Shots from deep within trees and in very high grass can still be difficult with a "wood-faced" hybrid, however, as the higher angle of flight can make "punching" out through low-hanging branches difficult, and the wider sole of the hybrid, similar to a wood, will still skim rather than cut into tall grass (similar to a wood but to a lesser degree). Here, the "iron replacement" form of hybrid is preferable as the trajectory and cut-through are similar to (sometimes even better than) a traditional long iron's while maintaining much of the power of a "wood-faced" hybrid.

When a ball is lying near the green, a player can use a hybrid to perform a short "bump and run". By assuming the player's typical putting stance and grip, a ball can be "bumped" in the air over the taller rough onto the green, where it will then "run" (roll) like a putt.
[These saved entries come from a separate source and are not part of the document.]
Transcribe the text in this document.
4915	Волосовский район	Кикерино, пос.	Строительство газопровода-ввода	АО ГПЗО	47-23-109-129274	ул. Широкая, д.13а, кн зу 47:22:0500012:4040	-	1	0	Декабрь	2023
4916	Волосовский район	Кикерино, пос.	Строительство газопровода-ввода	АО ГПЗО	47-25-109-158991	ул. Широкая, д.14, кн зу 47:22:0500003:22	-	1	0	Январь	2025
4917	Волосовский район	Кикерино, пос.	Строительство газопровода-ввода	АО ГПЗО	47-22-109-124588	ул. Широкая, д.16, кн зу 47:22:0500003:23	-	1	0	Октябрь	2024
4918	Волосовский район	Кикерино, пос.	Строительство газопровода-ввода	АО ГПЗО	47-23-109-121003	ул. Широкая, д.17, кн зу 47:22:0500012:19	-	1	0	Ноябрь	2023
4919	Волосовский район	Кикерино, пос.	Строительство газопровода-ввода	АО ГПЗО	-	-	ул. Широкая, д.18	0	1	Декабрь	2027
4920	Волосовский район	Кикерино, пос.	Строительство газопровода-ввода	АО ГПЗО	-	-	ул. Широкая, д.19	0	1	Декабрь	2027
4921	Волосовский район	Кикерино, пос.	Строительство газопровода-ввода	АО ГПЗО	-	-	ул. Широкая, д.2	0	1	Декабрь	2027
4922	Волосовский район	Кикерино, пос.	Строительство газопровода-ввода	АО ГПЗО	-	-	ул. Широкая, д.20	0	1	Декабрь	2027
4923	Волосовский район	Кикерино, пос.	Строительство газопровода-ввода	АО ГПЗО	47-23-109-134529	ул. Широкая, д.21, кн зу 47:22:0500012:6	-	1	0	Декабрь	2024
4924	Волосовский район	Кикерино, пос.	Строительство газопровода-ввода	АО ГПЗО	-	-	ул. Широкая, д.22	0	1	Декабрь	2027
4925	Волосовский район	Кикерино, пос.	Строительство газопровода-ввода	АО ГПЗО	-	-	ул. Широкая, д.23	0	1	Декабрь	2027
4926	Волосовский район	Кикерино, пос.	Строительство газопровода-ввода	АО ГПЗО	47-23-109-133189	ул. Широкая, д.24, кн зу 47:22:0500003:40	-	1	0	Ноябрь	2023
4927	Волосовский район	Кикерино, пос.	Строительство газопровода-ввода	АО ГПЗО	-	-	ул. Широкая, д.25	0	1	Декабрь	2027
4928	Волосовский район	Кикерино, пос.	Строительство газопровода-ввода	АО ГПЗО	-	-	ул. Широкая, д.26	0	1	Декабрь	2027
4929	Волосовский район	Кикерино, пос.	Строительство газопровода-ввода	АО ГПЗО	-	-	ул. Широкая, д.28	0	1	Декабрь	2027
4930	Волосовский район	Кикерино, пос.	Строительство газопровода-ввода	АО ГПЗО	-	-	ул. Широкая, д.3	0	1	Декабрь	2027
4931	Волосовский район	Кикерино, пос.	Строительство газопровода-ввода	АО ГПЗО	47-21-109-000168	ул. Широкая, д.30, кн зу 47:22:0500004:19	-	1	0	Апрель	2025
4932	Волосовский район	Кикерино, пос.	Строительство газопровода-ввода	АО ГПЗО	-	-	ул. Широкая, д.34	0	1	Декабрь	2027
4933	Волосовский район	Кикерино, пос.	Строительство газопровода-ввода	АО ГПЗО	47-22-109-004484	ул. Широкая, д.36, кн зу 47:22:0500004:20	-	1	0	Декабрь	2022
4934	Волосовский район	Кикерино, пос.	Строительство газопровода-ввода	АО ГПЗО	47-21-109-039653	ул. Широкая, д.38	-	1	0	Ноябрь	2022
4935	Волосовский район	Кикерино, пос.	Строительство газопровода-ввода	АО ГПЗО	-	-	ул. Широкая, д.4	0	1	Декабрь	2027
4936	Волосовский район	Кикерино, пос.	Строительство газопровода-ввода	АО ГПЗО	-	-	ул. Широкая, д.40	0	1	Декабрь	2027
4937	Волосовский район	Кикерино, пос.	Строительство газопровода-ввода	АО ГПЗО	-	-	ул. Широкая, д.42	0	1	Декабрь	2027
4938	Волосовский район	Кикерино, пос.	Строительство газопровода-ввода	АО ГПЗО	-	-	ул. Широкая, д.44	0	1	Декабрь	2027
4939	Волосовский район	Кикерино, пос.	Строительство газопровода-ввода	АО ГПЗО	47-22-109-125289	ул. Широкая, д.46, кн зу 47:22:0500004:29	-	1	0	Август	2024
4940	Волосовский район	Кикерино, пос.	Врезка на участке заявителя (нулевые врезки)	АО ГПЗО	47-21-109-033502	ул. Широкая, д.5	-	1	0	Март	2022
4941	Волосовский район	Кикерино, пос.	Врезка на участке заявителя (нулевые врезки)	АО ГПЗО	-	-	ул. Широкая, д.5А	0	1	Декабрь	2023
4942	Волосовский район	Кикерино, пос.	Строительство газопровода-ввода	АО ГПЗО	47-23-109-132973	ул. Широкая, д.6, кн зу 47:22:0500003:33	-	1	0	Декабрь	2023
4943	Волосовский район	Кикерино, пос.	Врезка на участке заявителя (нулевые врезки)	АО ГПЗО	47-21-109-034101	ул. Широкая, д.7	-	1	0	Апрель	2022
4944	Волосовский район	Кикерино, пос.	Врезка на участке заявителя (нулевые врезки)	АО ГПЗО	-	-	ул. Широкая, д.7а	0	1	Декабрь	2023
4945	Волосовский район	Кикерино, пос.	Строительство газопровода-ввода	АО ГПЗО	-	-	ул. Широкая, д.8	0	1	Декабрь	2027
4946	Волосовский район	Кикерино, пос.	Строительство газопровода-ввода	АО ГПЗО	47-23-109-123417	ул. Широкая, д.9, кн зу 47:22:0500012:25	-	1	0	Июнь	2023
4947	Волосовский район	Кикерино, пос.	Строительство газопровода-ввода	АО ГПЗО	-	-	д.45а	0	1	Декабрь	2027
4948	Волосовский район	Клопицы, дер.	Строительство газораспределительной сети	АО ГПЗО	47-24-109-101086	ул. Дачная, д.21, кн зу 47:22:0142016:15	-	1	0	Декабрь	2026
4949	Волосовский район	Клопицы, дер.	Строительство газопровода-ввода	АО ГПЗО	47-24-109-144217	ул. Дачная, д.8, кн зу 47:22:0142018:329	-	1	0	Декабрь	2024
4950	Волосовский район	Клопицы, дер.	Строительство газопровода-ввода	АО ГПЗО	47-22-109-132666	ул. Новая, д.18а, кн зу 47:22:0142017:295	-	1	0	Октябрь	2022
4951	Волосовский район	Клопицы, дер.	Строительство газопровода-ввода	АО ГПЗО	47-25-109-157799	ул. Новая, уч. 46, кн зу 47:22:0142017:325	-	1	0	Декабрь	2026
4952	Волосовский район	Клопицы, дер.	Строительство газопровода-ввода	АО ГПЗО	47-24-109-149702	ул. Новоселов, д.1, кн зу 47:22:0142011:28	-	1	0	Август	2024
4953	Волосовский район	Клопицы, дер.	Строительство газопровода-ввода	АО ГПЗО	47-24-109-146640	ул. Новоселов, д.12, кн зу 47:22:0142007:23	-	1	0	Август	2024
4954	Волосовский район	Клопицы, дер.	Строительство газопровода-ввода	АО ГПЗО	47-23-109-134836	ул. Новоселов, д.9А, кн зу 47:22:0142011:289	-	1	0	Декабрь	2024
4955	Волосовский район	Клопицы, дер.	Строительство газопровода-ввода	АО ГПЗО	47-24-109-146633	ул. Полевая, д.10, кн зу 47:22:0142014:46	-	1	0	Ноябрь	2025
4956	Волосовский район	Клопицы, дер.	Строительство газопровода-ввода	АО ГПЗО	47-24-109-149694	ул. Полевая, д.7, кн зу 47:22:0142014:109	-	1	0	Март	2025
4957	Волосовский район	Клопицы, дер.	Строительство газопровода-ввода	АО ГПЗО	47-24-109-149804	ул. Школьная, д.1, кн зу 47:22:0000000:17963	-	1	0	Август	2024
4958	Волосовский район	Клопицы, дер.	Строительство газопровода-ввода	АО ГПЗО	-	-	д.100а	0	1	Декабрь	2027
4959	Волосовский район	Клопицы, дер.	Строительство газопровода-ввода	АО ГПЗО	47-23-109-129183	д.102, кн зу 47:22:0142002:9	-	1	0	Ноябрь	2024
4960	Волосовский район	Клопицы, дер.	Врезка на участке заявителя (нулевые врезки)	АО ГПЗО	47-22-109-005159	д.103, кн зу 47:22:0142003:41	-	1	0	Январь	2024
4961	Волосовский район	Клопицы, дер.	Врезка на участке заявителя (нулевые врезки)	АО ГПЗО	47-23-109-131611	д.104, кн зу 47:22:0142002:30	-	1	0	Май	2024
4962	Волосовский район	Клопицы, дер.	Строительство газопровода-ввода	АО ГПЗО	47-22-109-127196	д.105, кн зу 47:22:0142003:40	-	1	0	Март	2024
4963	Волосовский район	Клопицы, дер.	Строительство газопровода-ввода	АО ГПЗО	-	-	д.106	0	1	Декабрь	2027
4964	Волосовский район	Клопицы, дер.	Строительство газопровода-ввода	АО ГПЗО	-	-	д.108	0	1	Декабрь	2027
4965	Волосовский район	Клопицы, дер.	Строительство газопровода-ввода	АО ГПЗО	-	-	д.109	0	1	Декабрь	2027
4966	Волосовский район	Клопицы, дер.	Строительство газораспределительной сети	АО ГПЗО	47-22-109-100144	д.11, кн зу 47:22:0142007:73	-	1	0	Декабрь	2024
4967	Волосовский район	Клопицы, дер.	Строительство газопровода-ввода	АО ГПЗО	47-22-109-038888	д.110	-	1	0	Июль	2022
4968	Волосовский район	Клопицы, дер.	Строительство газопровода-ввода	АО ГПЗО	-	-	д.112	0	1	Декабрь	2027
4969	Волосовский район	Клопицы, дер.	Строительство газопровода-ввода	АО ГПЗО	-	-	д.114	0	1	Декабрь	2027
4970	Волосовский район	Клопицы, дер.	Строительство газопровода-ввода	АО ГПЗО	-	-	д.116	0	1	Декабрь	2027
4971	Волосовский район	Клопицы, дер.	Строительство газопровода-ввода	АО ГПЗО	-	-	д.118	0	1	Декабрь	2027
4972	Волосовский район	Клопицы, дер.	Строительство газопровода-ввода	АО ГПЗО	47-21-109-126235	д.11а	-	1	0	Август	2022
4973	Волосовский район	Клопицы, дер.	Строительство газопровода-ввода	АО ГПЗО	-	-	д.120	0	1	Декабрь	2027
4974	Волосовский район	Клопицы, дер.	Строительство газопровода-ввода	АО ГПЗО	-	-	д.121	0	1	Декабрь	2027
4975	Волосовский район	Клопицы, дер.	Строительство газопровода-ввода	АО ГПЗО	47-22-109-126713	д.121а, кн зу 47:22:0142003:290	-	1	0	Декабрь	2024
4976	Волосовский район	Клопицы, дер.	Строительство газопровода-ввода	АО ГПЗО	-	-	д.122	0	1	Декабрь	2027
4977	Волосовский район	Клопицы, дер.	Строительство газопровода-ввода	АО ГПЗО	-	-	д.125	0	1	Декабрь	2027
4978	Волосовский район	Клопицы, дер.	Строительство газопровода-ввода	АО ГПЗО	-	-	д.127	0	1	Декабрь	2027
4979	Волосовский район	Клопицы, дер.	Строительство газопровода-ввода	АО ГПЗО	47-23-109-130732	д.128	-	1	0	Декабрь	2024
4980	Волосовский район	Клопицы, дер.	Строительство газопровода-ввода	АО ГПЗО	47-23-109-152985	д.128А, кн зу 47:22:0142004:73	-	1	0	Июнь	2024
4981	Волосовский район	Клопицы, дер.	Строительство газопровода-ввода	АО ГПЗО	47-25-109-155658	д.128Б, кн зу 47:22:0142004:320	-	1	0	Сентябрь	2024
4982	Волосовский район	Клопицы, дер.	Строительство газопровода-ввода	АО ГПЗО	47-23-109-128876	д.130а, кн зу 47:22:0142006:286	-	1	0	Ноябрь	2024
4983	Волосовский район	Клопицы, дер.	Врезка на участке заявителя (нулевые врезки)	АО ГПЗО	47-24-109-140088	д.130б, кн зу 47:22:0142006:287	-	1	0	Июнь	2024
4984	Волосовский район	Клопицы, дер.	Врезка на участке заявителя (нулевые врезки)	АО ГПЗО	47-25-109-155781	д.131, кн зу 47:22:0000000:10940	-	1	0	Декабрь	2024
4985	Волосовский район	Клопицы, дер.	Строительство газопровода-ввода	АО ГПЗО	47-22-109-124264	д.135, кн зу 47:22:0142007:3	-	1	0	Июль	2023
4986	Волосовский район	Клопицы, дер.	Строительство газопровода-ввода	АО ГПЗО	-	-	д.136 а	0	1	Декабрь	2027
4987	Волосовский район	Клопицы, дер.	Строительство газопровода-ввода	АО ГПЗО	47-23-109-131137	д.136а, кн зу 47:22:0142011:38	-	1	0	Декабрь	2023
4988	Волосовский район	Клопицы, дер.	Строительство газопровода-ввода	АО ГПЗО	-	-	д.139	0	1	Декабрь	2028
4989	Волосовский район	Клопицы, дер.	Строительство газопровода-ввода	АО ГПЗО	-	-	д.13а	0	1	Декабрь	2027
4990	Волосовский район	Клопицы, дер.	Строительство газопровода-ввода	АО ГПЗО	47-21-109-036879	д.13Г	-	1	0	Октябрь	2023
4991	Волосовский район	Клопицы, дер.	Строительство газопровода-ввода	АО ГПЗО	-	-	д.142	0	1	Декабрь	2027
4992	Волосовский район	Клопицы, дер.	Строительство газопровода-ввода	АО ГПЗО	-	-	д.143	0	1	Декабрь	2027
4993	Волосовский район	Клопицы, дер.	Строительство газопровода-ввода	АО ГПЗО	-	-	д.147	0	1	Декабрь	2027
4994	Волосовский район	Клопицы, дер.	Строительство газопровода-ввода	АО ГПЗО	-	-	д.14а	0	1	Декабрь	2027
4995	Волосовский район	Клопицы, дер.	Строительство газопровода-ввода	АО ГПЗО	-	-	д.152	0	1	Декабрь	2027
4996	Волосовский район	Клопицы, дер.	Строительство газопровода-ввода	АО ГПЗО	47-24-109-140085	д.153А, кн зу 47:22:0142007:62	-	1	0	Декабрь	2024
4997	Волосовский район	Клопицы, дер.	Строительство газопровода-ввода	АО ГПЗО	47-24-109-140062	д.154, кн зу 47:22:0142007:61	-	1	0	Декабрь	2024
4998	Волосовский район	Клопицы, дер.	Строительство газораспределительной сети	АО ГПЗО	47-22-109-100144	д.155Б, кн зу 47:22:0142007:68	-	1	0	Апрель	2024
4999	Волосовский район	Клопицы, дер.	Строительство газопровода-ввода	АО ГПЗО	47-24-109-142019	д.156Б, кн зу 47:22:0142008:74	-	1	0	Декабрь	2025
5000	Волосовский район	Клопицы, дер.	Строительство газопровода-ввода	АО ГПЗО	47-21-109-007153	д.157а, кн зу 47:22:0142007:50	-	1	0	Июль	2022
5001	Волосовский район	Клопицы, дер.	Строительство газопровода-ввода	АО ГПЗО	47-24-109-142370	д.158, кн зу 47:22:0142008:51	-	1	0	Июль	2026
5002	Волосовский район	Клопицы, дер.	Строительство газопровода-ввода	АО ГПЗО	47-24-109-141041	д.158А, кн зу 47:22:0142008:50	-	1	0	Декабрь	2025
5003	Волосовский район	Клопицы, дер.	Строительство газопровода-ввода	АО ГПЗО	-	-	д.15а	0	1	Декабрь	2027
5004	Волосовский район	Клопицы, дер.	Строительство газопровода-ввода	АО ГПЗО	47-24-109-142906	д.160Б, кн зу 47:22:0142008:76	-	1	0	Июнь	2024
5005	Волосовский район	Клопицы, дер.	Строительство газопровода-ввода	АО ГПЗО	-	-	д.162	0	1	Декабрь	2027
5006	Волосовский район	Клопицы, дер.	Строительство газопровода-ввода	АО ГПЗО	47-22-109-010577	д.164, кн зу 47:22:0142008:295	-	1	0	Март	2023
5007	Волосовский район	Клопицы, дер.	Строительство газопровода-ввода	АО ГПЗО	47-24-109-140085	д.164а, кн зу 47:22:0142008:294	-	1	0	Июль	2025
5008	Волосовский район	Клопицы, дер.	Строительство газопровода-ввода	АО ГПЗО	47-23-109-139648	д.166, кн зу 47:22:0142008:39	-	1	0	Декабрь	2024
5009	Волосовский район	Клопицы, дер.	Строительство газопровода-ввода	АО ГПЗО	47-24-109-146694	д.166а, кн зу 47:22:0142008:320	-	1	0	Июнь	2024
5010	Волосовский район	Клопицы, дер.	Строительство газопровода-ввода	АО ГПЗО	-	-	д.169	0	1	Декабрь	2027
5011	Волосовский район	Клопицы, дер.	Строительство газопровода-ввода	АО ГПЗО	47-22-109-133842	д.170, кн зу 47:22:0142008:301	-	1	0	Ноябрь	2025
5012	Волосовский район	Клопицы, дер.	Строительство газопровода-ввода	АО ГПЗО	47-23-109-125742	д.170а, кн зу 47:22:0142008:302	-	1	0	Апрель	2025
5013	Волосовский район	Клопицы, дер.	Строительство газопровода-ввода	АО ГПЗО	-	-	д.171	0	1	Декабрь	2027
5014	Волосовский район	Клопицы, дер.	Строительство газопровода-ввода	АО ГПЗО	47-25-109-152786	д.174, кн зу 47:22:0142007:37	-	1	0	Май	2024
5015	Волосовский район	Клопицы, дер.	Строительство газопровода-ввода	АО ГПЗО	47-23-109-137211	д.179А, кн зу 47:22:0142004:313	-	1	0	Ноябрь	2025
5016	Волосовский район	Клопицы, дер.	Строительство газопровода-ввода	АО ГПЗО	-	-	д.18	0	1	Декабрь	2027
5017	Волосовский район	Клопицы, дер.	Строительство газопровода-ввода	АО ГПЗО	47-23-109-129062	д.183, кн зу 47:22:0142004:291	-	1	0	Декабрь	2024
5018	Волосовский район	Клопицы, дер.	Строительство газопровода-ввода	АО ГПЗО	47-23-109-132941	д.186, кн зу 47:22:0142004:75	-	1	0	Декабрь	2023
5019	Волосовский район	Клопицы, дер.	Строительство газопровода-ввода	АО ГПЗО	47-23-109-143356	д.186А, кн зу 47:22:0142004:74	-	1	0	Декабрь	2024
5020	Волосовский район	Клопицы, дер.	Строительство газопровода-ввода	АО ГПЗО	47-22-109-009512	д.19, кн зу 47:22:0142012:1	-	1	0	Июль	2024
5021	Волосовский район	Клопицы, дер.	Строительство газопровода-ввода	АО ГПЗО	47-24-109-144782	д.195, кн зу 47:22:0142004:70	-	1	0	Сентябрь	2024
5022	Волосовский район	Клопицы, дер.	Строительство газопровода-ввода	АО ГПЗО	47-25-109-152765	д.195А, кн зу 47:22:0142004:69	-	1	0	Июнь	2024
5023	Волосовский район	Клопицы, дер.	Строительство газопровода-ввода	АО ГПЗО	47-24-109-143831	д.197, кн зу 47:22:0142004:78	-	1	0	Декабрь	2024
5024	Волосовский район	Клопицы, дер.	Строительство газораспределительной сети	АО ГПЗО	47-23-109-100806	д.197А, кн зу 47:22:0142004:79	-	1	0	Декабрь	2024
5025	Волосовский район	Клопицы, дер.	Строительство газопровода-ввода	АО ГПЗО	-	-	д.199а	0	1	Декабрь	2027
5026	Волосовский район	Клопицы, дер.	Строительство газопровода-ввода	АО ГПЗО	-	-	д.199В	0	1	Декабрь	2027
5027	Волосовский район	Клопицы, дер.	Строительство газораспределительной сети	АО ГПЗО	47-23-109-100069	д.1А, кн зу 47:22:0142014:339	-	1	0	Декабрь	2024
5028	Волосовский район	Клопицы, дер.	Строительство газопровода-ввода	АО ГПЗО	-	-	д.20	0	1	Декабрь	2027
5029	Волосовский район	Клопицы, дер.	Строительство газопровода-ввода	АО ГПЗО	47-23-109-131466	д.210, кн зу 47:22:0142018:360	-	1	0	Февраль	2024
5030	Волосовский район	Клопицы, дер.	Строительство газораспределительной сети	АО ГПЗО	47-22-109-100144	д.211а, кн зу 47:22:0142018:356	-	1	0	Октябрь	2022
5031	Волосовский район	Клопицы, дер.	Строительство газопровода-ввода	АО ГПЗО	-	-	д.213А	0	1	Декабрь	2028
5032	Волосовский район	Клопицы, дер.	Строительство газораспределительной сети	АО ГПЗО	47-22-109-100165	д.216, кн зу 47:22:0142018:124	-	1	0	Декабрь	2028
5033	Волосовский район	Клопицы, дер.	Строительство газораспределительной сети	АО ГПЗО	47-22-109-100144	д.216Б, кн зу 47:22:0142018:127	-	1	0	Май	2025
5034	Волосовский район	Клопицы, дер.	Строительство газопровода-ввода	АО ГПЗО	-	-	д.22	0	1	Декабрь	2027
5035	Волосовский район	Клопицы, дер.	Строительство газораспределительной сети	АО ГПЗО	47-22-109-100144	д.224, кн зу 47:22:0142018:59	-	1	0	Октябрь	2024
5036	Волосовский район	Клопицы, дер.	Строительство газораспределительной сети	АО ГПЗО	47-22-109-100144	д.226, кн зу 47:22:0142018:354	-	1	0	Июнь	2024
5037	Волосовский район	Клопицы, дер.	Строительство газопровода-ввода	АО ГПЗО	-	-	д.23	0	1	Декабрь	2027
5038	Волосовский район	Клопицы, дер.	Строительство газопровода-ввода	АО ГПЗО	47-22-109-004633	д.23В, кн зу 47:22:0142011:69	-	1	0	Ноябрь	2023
Other clubs, especially mid- and high-lofted irons, can make a similar stroke and are more commonly used.

==Popularity==
In 2007, the Darrell Survey Company reported that over 30% of consumer golfers were using at least one hybrid club, up from a little over 7% in 2004. They also found 65% of professional golfers on the PGA Tour, and 80% on the Champions Tour now use at least one hybrid club, with many carrying more than one in their bags.